Sometimes it does feel strange not to have parents anymore. There are times when I feel incredibly alone. Soon Jeni will be a new Mrs. Price, and we will work on building a family again, but till then I often feel like I'm out on my own. It doesn't bother me to see friends my age who still have both parents, but I do get incredibly jealous when I see people who are 40, 50, or 60 who still have both parents alive and well. In a way I feel more experienced than them, even though I am a fraction of their age. I need to fight against the temptation to become calloused and hardened by what I've been through. Most people don't watch their father die. I did. I saw the last campaign of my father's spiritual battle and saw him get called up to his Father as the battle took it's toll on his body. That experience could have made me angry, but instead it made me sure of the reality of the God who loves me, and of the necessity of death to be redeemed from this life. At the same time, I value this life dearly and know that my father was a great gift to me.

Here's my final thought. Sometimes people ask me what my father thinks about this or that, or how he feels about what I'm doing with my life, if he's proud of me and so on and so forth.

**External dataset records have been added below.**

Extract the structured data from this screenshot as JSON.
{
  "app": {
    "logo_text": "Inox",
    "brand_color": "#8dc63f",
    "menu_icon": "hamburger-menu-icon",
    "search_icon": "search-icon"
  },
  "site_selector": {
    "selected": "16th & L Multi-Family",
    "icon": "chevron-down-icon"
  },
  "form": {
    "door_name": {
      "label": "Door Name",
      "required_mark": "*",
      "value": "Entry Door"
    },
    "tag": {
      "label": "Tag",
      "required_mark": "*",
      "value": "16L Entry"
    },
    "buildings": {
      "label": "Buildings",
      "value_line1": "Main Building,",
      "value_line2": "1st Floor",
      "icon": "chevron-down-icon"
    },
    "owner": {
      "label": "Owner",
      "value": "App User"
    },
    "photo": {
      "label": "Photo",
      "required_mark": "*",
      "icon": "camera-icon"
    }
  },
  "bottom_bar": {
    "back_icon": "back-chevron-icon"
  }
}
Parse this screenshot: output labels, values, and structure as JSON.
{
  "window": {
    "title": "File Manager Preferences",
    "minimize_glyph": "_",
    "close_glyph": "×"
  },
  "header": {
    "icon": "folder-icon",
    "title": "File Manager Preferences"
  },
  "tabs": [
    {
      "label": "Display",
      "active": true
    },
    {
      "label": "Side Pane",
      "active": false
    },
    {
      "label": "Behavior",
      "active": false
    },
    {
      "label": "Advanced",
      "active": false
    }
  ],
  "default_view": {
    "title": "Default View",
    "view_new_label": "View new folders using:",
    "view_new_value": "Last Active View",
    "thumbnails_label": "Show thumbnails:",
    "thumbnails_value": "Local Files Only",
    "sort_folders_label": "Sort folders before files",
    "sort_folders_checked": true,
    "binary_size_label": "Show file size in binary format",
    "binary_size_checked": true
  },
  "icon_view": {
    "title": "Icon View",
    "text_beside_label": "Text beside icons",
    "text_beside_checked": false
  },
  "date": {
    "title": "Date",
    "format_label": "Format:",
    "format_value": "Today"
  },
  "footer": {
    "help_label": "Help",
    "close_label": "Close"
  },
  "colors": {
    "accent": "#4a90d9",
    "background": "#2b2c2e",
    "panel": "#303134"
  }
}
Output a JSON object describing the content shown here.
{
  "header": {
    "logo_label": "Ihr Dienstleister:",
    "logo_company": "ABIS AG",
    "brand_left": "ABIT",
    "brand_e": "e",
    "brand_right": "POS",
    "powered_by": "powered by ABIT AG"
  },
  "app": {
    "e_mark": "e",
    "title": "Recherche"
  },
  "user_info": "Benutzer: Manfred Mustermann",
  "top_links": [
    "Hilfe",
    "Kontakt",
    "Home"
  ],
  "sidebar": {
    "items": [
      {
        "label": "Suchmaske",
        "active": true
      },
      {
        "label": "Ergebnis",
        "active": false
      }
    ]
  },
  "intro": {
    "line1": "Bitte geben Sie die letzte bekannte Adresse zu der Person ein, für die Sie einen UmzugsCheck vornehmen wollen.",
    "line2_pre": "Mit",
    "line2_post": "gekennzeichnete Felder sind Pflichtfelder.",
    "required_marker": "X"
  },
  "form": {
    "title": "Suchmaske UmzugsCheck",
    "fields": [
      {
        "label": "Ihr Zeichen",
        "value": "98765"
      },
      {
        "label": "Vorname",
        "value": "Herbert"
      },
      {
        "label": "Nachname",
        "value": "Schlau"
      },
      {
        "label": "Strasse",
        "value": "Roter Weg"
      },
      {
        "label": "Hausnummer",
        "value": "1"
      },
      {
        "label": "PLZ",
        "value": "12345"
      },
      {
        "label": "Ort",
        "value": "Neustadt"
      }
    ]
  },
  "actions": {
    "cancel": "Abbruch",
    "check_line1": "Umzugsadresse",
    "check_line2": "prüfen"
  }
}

These of course are people who don't know that he has died and assume, with good reason, that I am an average 23 year old who goes home on holidays to stay with my parents, who calls them to borrow money when I need to and who will eventually slip into shared adulthood with them. I don't tell these people right then and there that my father has passed away. I simply think of what he would say, how he did feel and perhaps how he feels now, and I give them that for their answer.

That's all I've got for now, or at least all I'm going to type. I don't have a way to wrap this up neatly, but there it is. I hope you've gotten something out of it. I love you, AJ, and I'll be there soon.